Re: [PATCH RESEND v2 11/18] xfs: extend transaction reservations for parent attributes

[Date Prev][Date Next][Thread Prev][Thread Next][Date Index][Thread Index]

 



On Thu, Aug 04, 2022 at 12:40:06PM -0700, Allison Henderson wrote:
> We need to add, remove or modify parent pointer attributes during
> create/link/unlink/rename operations atomically with the dirents in the
> parent directories being modified. This means they need to be modified
> in the same transaction as the parent directories, and so we need to add
> the required space for the attribute modifications to the transaction
> reservations.

While we're on the topic of log reservations ... Dave and I noticed
during the 5.19 cycle that xfs_log_calc_max_attrsetm_res has a unit
conversion problem when it's trying to compute the minimum log size:

STATIC int
xfs_log_calc_max_attrsetm_res(
	struct xfs_mount	*mp)
{
	int			size;
	int			nblks;

	size = xfs_attr_leaf_entsize_local_max(mp->m_attr_geo->blksize) -
	       MAXNAMELEN - 1;

Notice here that @size is the maximum amount of space that a local
format attribute can use in an xattr leaf block.  The computation is in
units of bytes.

	nblks = XFS_DAENTER_SPACE_RES(mp, XFS_ATTR_FORK);
	nblks += XFS_B_TO_FSB(mp, size);

...and here we convert bytes to fs blocks for the block count
computation...

	nblks += XFS_NEXTENTADD_SPACE_RES(mp, size, XFS_ATTR_FORK);

...but here we pass the byte count into a macro that takes a block count
as its second parameter and returns the number of bmbt blocks needed to
add that many blocks to an attribute fork.  Oops!
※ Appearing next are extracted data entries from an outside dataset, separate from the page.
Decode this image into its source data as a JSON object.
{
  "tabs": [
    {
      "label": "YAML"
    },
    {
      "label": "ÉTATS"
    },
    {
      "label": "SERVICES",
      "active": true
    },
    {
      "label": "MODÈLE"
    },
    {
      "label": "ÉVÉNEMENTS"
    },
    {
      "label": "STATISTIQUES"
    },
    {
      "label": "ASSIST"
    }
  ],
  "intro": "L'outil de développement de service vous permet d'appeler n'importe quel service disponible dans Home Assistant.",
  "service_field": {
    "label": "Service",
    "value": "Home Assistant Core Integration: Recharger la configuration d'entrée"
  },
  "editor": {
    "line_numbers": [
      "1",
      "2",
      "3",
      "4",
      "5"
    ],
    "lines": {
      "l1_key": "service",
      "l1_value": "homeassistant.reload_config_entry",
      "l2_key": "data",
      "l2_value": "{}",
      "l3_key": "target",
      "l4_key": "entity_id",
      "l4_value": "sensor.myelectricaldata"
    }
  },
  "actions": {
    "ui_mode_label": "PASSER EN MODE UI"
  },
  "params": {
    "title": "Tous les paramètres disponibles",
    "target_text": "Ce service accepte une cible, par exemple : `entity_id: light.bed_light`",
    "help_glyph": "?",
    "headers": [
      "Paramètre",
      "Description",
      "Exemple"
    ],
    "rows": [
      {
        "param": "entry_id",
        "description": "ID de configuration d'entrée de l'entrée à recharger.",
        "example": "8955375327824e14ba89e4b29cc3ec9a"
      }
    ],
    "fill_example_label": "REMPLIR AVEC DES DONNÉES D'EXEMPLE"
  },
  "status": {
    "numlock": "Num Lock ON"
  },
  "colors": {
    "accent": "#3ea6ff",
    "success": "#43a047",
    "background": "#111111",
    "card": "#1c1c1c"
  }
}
I would like to fix this incorrect code, but it's never a good idea to
adjust downwards the min log size calculation for existing filesystems,
because this can result in the situation where new mkfs formats a
filesystem with a small enough log that an old kernel won't mount it.

Therefore, the corrected logic would have to be gated on whatever
happens to be the next new ondisk feature.  It's probably too late to do
this for large extent counts, but fixing the calculation would be (I
think) appropriate for parent pointers, since it's still undergoing
review and won't be an easy upgrade, which eliminates the legacy
problem.

I'll attach the patches that I've written as patches 19 and 20 to this
patchset, if you don't mind having a look and adding them?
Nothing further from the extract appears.